Embora esses ativos tenham crescido nos últimos anos, sua operação não é totalmente conhecida por todas as pessoas, pois existe uma barreira em termos de conhecimento tecnológico. Como o nome indica, criptomoedas usam técnicas criptográficas, são geridas através de um banco de dados chamado blockchain e a sua criação é feita através de mineração. Em resumo, a mineração é o processo pelo qual novas unidades de uma criptomoeda são verificadas e oferecidas.
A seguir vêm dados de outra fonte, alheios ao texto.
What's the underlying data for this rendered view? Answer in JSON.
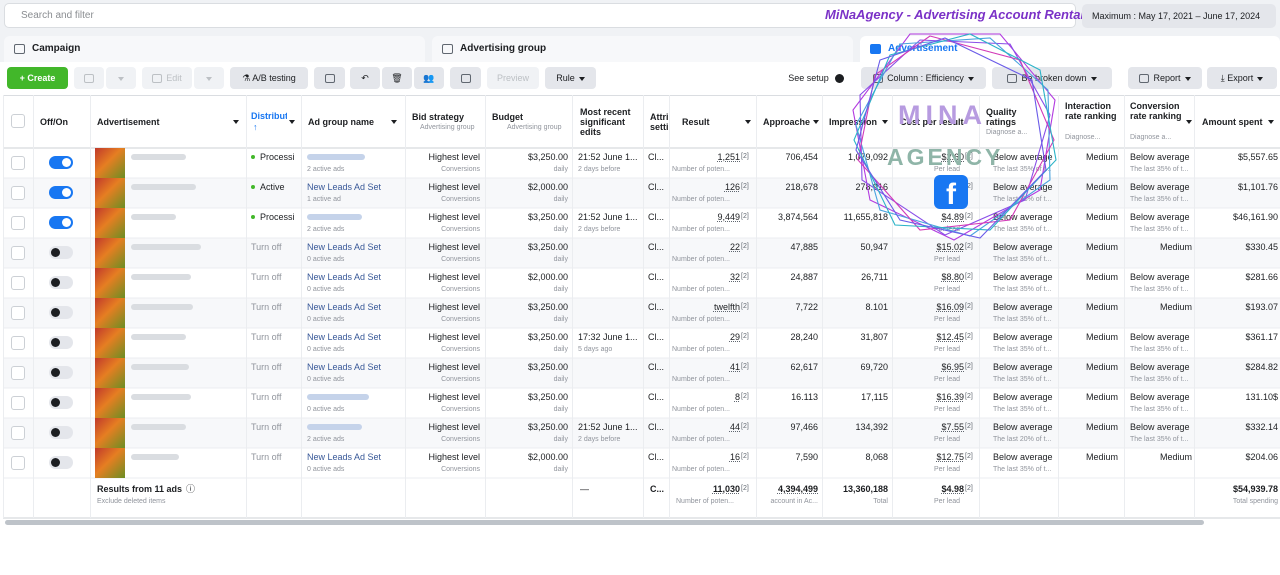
{
  "topbar": {
    "search_placeholder": "Search and filter",
    "brand": "MiNaAgency - Advertising Account Rental",
    "date_range": "Maximum : May 17, 2021 – June 17, 2024"
  },
  "tabs": [
    {
      "label": "Campaign",
      "icon": "folder-icon"
    },
    {
      "label": "Advertising group",
      "icon": "grid-icon"
    },
    {
      "label": "Advertisement",
      "icon": "ad-icon",
      "active": true
    }
  ],
  "toolbar": {
    "create": "Create",
    "edit": "Edit",
    "ab_testing": "A/B testing",
    "preview": "Preview",
    "rule": "Rule",
    "see_setup": "See setup",
    "column": "Column : Efficiency",
    "broken_down": "Be broken down",
    "report": "Report",
    "export": "Export"
  },
  "columns": {
    "off_on": "Off/On",
    "advertisement": "Advertisement",
    "distribution": "Distribution",
    "sort_arrow": "↑",
    "ad_group_name": "Ad group name",
    "bid_strategy": "Bid strategy",
    "bid_strategy_sub": "Advertising group",
    "budget": "Budget",
    "budget_sub": "Advertising group",
    "most_recent": "Most recent significant edits",
    "attribution": "Attribution settings",
    "result": "Result",
    "approach": "Approache",
    "impression": "Impression",
    "cost": "Cost per result",
    "quality": "Quality ratings",
    "quality_sub": "Diagnose a...",
    "interaction": "Interaction rate ranking",
    "interaction_sub": "Diagnose...",
    "conversion": "Conversion rate ranking",
    "conversion_sub": "Diagnose a...",
    "amount": "Amount spent"
  },
  "rows": [
    {
      "on": true,
      "status": "Processi",
      "status_dot": true,
      "group": "",
      "group_sub": "2 active ads",
      "bid": "Highest level",
      "bid_sub": "Conversions",
      "budget": "$3,250.00",
      "budget_sub": "daily",
      "edit": "21:52 June 1...",
      "edit_sub": "2 days before",
      "attr": "Cl...",
      "result": "1,251",
      "result_note": "[2]",
      "result_sub": "Number of poten...",
      "reach": "706,454",
      "impr": "1,079,092",
      "cost": "$2.60",
      "cost_note": "[2]",
      "cost_sub": "Per lead",
      "quality": "Below average",
      "quality_sub": "The last 35% of t...",
      "interaction": "Medium",
      "conversion": "Below average",
      "conversion_sub": "The last 35% of t...",
      "amount": "$5,557.65"
    },
    {
      "on": true,
      "status": "Active",
      "status_dot": true,
      "group": "New Leads Ad Set",
      "group_sub": "1 active ad",
      "bid": "Highest level",
      "bid_sub": "Conversions",
      "budget": "$2,000.00",
      "budget_sub": "daily",
      "edit": "",
      "edit_sub": "",
      "attr": "Cl...",
      "result": "126",
      "result_note": "[2]",
      "result_sub": "Number of poten...",
      "reach": "218,678",
      "impr": "278,916",
      "cost": "$8.74",
      "cost_note": "[2]",
      "cost_sub": "Per lead",
      "quality": "Below average",
      "quality_sub": "The last 35% of t...",
      "interaction": "Medium",
      "conversion": "Below average",
      "conversion_sub": "The last 35% of t...",
      "amount": "$1,101.76"
    },
    {
      "on": true,
      "status": "Processi",
      "status_dot": true,
      "group": "",
      "group_sub": "2 active ads",
      "bid": "Highest level",
      "bid_sub": "Conversions",
      "budget": "$3,250.00",
      "budget_sub": "daily",
      "edit": "21:52 June 1...",
      "edit_sub": "2 days before",
      "attr": "Cl...",
      "result": "9,449",
      "result_note": "[2]",
      "result_sub": "Number of poten...",
      "reach": "3,874,564",
      "impr": "11,655,818",
      "cost": "$4.89",
      "cost_note": "[2]",
      "cost_sub": "Per lead",
      "quality": "Below average",
      "quality_sub": "The last 35% of t...",
      "interaction": "Medium",
      "conversion": "Below average",
      "conversion_sub": "The last 35% of t...",
      "amount": "$46,161.90"
    },
    {
      "on": false,
      "status": "Turn off",
      "status_dot": false,
      "group": "New Leads Ad Set",
      "group_sub": "0 active ads",
      "bid": "Highest level",
      "bid_sub": "Conversions",
      "budget": "$3,250.00",
      "budget_sub": "daily",
      "edit": "",
      "edit_sub": "",
      "attr": "Cl...",
      "result": "22",
      "result_note": "[2]",
      "result_sub": "Number of poten...",
      "reach": "47,885",
      "impr": "50,947",
      "cost": "$15.02",
      "cost_note": "[2]",
      "cost_sub": "Per lead",
      "quality": "Below average",
      "quality_sub": "The last 35% of t...",
      "interaction": "Medium",
      "conversion": "Medium",
      "conversion_sub": "",
      "amount": "$330.45"
    },
    {
      "on": false,
      "status": "Turn off",
      "status_dot": false,
      "group": "New Leads Ad Set",
      "group_sub": "0 active ads",
      "bid": "Highest level",
      "bid_sub": "Conversions",
      "budget": "$2,000.00",
      "budget_sub": "daily",
      "edit": "",
      "edit_sub": "",
      "attr": "Cl...",
      "result": "32",
      "result_note": "[2]",
      "result_sub": "Number of poten...",
      "reach": "24,887",
      "impr": "26,711",
      "cost": "$8.80",
      "cost_note": "[2]",
      "cost_sub": "Per lead",
      "quality": "Below average",
      "quality_sub": "The last 35% of t...",
      "interaction": "Medium",
      "conversion": "Below average",
      "conversion_sub": "The last 35% of t...",
      "amount": "$281.66"
    },
    {
      "on": false,
      "status": "Turn off",
      "status_dot": false,
      "group": "New Leads Ad Set",
      "group_sub": "0 active ads",
      "bid": "Highest level",
      "bid_sub": "Conversions",
      "budget": "$3,250.00",
      "budget_sub": "daily",
      "edit": "",
      "edit_sub": "",
      "attr": "Cl...",
      "result": "twelfth",
      "result_note": "[2]",
      "result_sub": "Number of poten...",
      "reach": "7,722",
      "impr": "8.101",
      "cost": "$16.09",
      "cost_note": "[2]",
      "cost_sub": "Per lead",
      "quality": "Below average",
      "quality_sub": "The last 35% of t...",
      "interaction": "Medium",
      "conversion": "Medium",
      "conversion_sub": "",
      "amount": "$193.07"
    },
    {
      "on": false,
      "status": "Turn off",
      "status_dot": false,
      "group": "New Leads Ad Set",
      "group_sub": "0 active ads",
      "bid": "Highest level",
      "bid_sub": "Conversions",
      "budget": "$3,250.00",
      "budget_sub": "daily",
      "edit": "17:32 June 1...",
      "edit_sub": "5 days ago",
      "attr": "Cl...",
      "result": "29",
      "result_note": "[2]",
      "result_sub": "Number of poten...",
      "reach": "28,240",
      "impr": "31,807",
      "cost": "$12.45",
      "cost_note": "[2]",
      "cost_sub": "Per lead",
      "quality": "Below average",
      "quality_sub": "The last 35% of t...",
      "interaction": "Medium",
      "conversion": "Below average",
      "conversion_sub": "The last 35% of t...",
      "amount": "$361.17"
    },
    {
      "on": false,
      "status": "Turn off",
      "status_dot": false,
      "group": "New Leads Ad Set",
      "group_sub": "0 active ads",
      "bid": "Highest level",
      "bid_sub": "Conversions",
      "budget": "$3,250.00",
      "budget_sub": "daily",
      "edit": "",
      "edit_sub": "",
      "attr": "Cl...",
      "result": "41",
      "result_note": "[2]",
      "result_sub": "Number of poten...",
      "reach": "62,617",
      "impr": "69,720",
      "cost": "$6.95",
      "cost_note": "[2]",
      "cost_sub": "Per lead",
      "quality": "Below average",
      "quality_sub": "The last 35% of t...",
      "interaction": "Medium",
      "conversion": "Below average",
      "conversion_sub": "The last 35% of t...",
      "amount": "$284.82"
    },
    {
      "on": false,
      "status": "Turn off",
      "status_dot": false,
      "group": "",
      "group_sub": "0 active ads",
      "bid": "Highest level",
      "bid_sub": "Conversions",
      "budget": "$3,250.00",
      "budget_sub": "daily",
      "edit": "",
      "edit_sub": "",
      "attr": "Cl...",
      "result": "8",
      "result_note": "[2]",
      "result_sub": "Number of poten...",
      "reach": "16.113",
      "impr": "17,115",
      "cost": "$16.39",
      "cost_note": "[2]",
      "cost_sub": "Per lead",
      "quality": "Below average",
      "quality_sub": "The last 35% of t...",
      "interaction": "Medium",
      "conversion": "Below average",
      "conversion_sub": "The last 35% of t...",
      "amount": "131.10$"
    },
    {
      "on": false,
      "status": "Turn off",
      "status_dot": false,
      "group": "",
      "group_sub": "2 active ads",
      "bid": "Highest level",
      "bid_sub": "Conversions",
      "budget": "$3,250.00",
      "budget_sub": "daily",
      "edit": "21:52 June 1...",
      "edit_sub": "2 days before",
      "attr": "Cl...",
      "result": "44",
      "result_note": "[2]",
      "result_sub": "Number of poten...",
      "reach": "97,466",
      "impr": "134,392",
      "cost": "$7.55",
      "cost_note": "[2]",
      "cost_sub": "Per lead",
      "quality": "Below average",
      "quality_sub": "The last 20% of t...",
      "interaction": "Medium",
      "conversion": "Below average",
      "conversion_sub": "The last 35% of t...",
      "amount": "$332.14"
    },
    {
      "on": false,
      "status": "Turn off",
      "status_dot": false,
      "group": "New Leads Ad Set",
      "group_sub": "0 active ads",
      "bid": "Highest level",
      "bid_sub": "Conversions",
      "budget": "$2,000.00",
      "budget_sub": "daily",
      "edit": "",
      "edit_sub": "",
      "attr": "Cl...",
      "result": "16",
      "result_note": "[2]",
      "result_sub": "Number of poten...",
      "reach": "7,590",
      "impr": "8,068",
      "cost": "$12.75",
      "cost_note": "[2]",
      "cost_sub": "Per lead",
      "quality": "Below average",
      "quality_sub": "The last 35% of t...",
      "interaction": "Medium",
      "conversion": "Medium",
      "conversion_sub": "",
      "amount": "$204.06"
    }
  ],
  "totals": {
    "label": "Results from 11 ads",
    "sub": "Exclude deleted items",
    "edit": "—",
    "attr": "C...",
    "result": "11,030",
    "result_note": "[2]",
    "result_sub": "Number of poten...",
    "reach": "4,394,499",
    "reach_sub": "account in Ac...",
    "impr": "13,360,188",
    "impr_sub": "Total",
    "cost": "$4.98",
    "cost_note": "[2]",
    "cost_sub": "Per lead",
    "amount": "$54,939.78",
    "amount_sub": "Total spending"
  },
  "watermark": {
    "line1": "MINA",
    "line2": "AGENCY",
    "fb": "f"
  },
  "colors": {
    "accent": "#1877f2",
    "create": "#42b72a",
    "brand": "#7b32c7",
    "link": "#385898"
  }
}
Isso requer a solução de um algoritmo complexo, que é cada vez mais difícil à medida que novas unidades são criadas, a solução para esse algoritmo é um processo contínuo e depende dos resultados de algoritmos anteriores para realizar o seguinte cálculo. Em teoria, como não existe tal entidade responsável pela emissão desses ativos, qualquer pessoa com um computador suficientemente poderoso e o conhecimento necessário poderia ser um “mineiro”.

Algumas das vantagens notáveis ​​do uso desses ativos são:

  • Custos de transação mais baixos ao serem descentralizados.
  • As transações realizadas são anônimas, então elas permitem privacidade para a pessoa que as usa.
  • A segurança é primordial, sendo que a criptografia deve ter melhores padrões de segurança do que as moedas convencionais.
  • Eles oferecem velocidade nas transações, não importando onde estejam os compradores e vendedores.

No entanto, essas vantagens são precisamente suas desvantagens ao mesmo tempo. Devido ao seu anonimato, eles foram usados ​​para fazer compras no mercado negro, lavagem de dinheiro, entre outras atividades criminosas. Da mesma forma, embora seja garantido que eles são seguros, houve casos de roubo por hackers e, como eles não têm controle de uma instituição financeira, eles podem apresentar momentos de manipulação, sobrecompra, etc. Além disso, um dos principais problemas relacionados às criptomoedas é a sua alta volatilidade, o que os torna um ativo muito arriscado. O que é aumentado se se pensa que muitas pessoas que operam com eles não têm grande conhecimentos financeiros, como algumas entidades como a Goldman Sachs explicaram.

As principais criptomoedas são:

  • Bitcoin: é a moeda mais importante, não só porque foi pioneira, mas porque tem a maior capitalização de mercado.
  • Ether: conhecido como ethererum porque sua blockchain recebe esse nome, é a segunda maior criptomoeda por capitalização do mercado de ações.
  • Ripple: conhecido como criptomoeda dos bancos, e é a terceira moeda mais importante por capitalização de mercado.
  • Litecoin: é baseado no Bitcoin e garante melhorias em termos de velocidade e logaritmo. É a sexta maior moeda por capitalização de mercado.